La commission procède également à l'établissement des actes que rend nécessaire le choix d'un nom exercé dans les conditions définies au titre Ier.
Article 21
Version en vigueur depuis le 29/05/2009Version en vigueur depuis le 29 mai 2009
La commission est saisie au plus tard le 31 juillet 2010 par la personne dont l'état civil est en cause, par son conjoint, par ses ascendants, par ses descendants, par ses collatéraux au deuxième degré ou par ses ayants droit.
Elle peut également être saisie par le ministère public.
Article 22
Version en vigueur depuis le 29/05/2009Version en vigueur depuis le 29 mai 2009
L'établissement des actes est de droit lorsqu'il est demandé par le ministère public ainsi que pour les actes de l'état civil relatifs :
1° Aux naissances survenues moins de cinquante ans avant la publication de la présente ordonnance ;
2° Aux mariages célébrés moins de trente ans avant la publication de la présente ordonnance ;
3° Et aux décès survenus moins de trente ans avant la publication de la présente ordonnance.

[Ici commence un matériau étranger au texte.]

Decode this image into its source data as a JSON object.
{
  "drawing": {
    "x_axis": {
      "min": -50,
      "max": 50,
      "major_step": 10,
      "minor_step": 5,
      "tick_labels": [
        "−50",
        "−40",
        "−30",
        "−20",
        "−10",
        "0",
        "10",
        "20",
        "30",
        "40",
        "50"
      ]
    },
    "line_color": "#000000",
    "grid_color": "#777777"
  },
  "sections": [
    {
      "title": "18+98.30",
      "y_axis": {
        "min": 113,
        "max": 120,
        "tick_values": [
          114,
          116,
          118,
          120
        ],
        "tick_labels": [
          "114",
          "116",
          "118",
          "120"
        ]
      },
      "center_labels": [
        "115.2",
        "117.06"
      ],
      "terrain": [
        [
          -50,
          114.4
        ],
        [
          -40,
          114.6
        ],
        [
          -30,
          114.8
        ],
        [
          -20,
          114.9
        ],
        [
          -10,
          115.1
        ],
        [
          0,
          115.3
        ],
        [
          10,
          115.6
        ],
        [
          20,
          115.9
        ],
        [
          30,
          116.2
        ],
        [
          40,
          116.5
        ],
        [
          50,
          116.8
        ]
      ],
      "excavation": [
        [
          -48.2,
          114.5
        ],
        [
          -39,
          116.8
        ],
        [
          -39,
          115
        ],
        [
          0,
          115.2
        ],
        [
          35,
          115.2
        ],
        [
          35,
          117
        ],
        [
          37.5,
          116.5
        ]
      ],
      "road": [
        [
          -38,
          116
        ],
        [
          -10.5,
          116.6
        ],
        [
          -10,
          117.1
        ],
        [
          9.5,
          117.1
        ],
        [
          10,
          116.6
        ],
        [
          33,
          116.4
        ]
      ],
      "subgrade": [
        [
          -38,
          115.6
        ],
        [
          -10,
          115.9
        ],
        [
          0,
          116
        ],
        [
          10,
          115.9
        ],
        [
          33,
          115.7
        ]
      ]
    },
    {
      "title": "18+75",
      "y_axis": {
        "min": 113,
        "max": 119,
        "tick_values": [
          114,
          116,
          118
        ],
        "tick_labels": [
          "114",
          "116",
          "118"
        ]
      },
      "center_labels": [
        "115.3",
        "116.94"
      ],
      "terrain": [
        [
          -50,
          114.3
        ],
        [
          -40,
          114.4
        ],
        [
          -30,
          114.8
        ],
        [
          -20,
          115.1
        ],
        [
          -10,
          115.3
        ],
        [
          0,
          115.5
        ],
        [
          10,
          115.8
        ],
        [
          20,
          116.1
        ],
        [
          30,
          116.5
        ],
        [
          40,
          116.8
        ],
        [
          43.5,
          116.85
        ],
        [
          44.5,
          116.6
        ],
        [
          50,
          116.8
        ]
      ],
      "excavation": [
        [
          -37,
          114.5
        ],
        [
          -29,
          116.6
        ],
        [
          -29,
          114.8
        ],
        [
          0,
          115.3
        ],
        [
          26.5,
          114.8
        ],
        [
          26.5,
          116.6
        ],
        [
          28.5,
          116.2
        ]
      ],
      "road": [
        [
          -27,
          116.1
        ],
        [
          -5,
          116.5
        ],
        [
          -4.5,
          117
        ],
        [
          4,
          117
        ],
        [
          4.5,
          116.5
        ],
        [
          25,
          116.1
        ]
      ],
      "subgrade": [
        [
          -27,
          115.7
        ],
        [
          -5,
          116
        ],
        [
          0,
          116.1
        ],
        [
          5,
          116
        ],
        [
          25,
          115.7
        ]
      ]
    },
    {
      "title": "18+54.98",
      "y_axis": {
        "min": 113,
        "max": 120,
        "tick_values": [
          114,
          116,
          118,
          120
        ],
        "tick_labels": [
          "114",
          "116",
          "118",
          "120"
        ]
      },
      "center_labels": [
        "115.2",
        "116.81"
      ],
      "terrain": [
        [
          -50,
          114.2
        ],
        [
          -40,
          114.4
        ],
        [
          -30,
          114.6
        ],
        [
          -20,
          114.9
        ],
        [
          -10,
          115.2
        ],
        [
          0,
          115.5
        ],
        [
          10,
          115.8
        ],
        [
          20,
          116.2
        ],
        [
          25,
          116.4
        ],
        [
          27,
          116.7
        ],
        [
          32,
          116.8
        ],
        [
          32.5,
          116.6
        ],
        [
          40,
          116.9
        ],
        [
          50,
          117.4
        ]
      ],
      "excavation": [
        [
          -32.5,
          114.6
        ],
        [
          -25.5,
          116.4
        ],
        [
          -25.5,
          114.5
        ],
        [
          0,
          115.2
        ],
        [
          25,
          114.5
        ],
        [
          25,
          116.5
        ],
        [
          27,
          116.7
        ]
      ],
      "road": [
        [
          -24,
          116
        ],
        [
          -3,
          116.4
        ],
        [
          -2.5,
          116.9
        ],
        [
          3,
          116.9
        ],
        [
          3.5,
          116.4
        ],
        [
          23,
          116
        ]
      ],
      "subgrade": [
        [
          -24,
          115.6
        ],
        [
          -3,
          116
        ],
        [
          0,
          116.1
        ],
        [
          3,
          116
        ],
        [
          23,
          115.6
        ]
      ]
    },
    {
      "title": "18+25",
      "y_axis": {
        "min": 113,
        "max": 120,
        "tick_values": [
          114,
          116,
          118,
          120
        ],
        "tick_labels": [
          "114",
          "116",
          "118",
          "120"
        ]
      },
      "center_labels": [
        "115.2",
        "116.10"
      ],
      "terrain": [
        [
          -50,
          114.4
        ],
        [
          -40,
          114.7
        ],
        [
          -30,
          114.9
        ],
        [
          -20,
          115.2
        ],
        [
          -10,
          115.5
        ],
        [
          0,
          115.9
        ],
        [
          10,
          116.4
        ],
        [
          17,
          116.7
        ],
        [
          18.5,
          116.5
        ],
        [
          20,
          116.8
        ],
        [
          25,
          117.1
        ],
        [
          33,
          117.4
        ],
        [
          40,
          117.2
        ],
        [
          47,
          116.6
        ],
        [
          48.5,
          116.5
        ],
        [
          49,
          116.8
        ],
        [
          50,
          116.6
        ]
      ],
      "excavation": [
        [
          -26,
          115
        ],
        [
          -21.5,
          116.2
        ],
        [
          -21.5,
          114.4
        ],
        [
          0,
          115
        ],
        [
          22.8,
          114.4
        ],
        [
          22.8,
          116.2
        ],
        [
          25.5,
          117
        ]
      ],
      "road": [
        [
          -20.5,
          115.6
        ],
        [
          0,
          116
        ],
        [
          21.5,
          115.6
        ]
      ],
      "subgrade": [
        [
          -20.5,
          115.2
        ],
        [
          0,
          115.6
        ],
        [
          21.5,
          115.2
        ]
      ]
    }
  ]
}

Dans les autres cas, il n'est donné suite qu'aux demandes fondées sur un motif légitime.
Article 23
Version en vigueur depuis le 10/03/2000Version en vigueur depuis le 10 mars 2000
Les actes de l'état civil inscrits à tort sur les registres ne correspondant pas au statut de la personne qu'ils visent sont inscrits sur les registres correspondant à ce statut, avec tous effets de droit.

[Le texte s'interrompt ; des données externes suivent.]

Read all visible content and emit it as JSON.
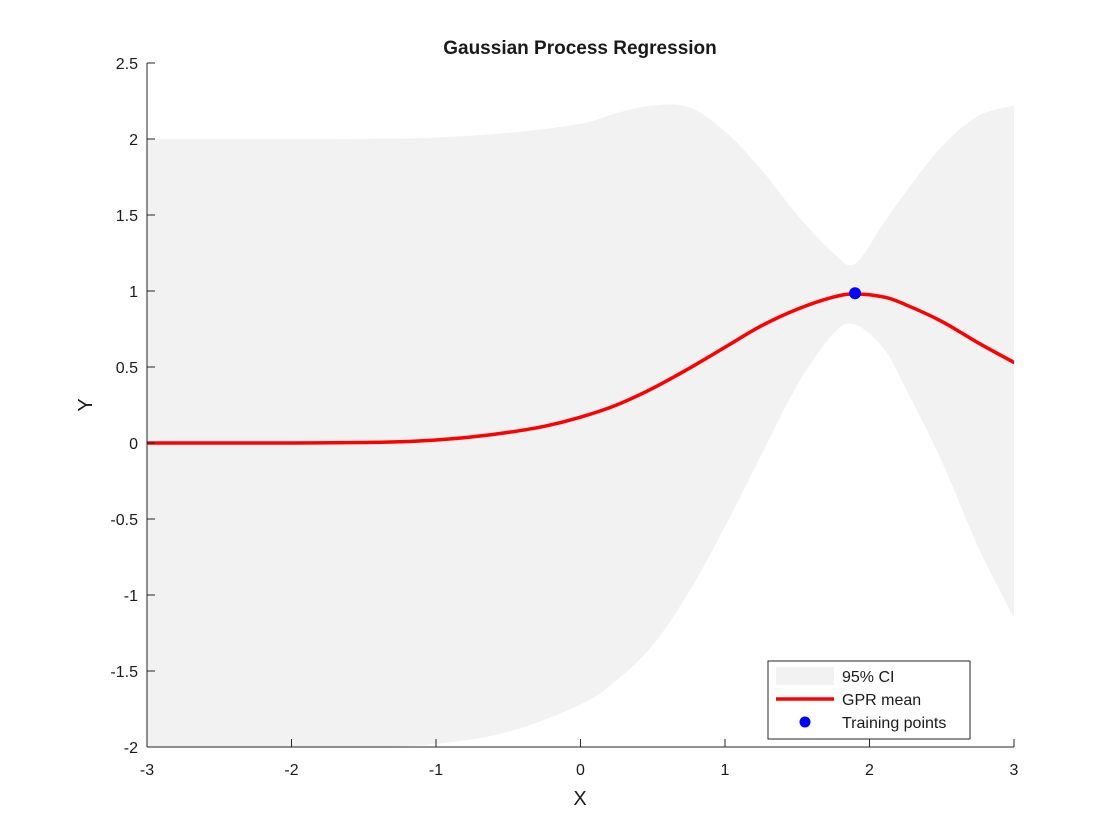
{
  "chart_data": {
    "type": "line",
    "title": "Gaussian Process Regression",
    "xlabel": "X",
    "ylabel": "Y",
    "xlim": [
      -3,
      3
    ],
    "ylim": [
      -2,
      2.5
    ],
    "xticks": [
      -3,
      -2,
      -1,
      0,
      1,
      2,
      3
    ],
    "yticks": [
      -2,
      -1.5,
      -1,
      -0.5,
      0,
      0.5,
      1,
      1.5,
      2,
      2.5
    ],
    "xtick_labels": [
      "-3",
      "-2",
      "-1",
      "0",
      "1",
      "2",
      "3"
    ],
    "ytick_labels": [
      "-2",
      "-1.5",
      "-1",
      "-0.5",
      "0",
      "0.5",
      "1",
      "1.5",
      "2",
      "2.5"
    ],
    "grid": false,
    "legend_position": "bottom-right",
    "series": [
      {
        "name": "95% CI",
        "kind": "band",
        "color": "#f2f2f2",
        "x": [
          -3,
          -2.5,
          -2,
          -1.5,
          -1,
          -0.5,
          0,
          0.25,
          0.5,
          0.75,
          1,
          1.25,
          1.5,
          1.75,
          1.9,
          2.1,
          2.25,
          2.5,
          2.75,
          3
        ],
        "upper": [
          2.0,
          2.0,
          2.0,
          2.0,
          2.01,
          2.04,
          2.1,
          2.17,
          2.22,
          2.21,
          2.05,
          1.8,
          1.5,
          1.25,
          1.18,
          1.45,
          1.65,
          1.95,
          2.15,
          2.22
        ],
        "lower": [
          -2.0,
          -2.0,
          -2.0,
          -2.0,
          -1.98,
          -1.9,
          -1.72,
          -1.56,
          -1.33,
          -0.98,
          -0.55,
          -0.08,
          0.38,
          0.72,
          0.78,
          0.62,
          0.36,
          -0.12,
          -0.68,
          -1.15
        ]
      },
      {
        "name": "GPR mean",
        "kind": "line",
        "color": "#ff0000",
        "x": [
          -3,
          -2.5,
          -2,
          -1.5,
          -1.25,
          -1,
          -0.75,
          -0.5,
          -0.25,
          0,
          0.25,
          0.5,
          0.75,
          1,
          1.25,
          1.5,
          1.75,
          1.9,
          2.1,
          2.25,
          2.5,
          2.75,
          3
        ],
        "y": [
          0.0,
          0.0,
          0.0,
          0.003,
          0.008,
          0.02,
          0.04,
          0.07,
          0.11,
          0.17,
          0.25,
          0.36,
          0.49,
          0.63,
          0.77,
          0.88,
          0.96,
          0.98,
          0.96,
          0.91,
          0.8,
          0.66,
          0.53
        ]
      },
      {
        "name": "Training points",
        "kind": "scatter",
        "color": "#0000ff",
        "x": [
          1.9
        ],
        "y": [
          0.985
        ]
      }
    ]
  }
}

Les actes passés antérieurement à cette inscription sont valables.
Article 24
Version en vigueur depuis le 10/03/2000Version en vigueur depuis le 10 mars 2000
La décision de la commission est notifiée au demandeur et au ministère public, qui peuvent former un recours devant le tribunal de première instance.
La commission confère valeur authentique aux actes qu'elle établit.
Ces actes sont ensuite transmis par le secrétariat de la commission à l'officier de l'état civil compétent qui en assure la transcription dans un nouveau registre.
Article 25
Version en vigueur depuis le 10/03/2000Version en vigueur depuis le 10 mars 2000
La commission devra avoir achevé ses travaux dans un délai de cinq ans à compter de la publication de l'arrêté du préfet, représentant du Gouvernement à Mayotte, procédant à son installation. Ce délai pourra cependant être prorogé une fois par décret pour une nouvelle durée de cinq ans.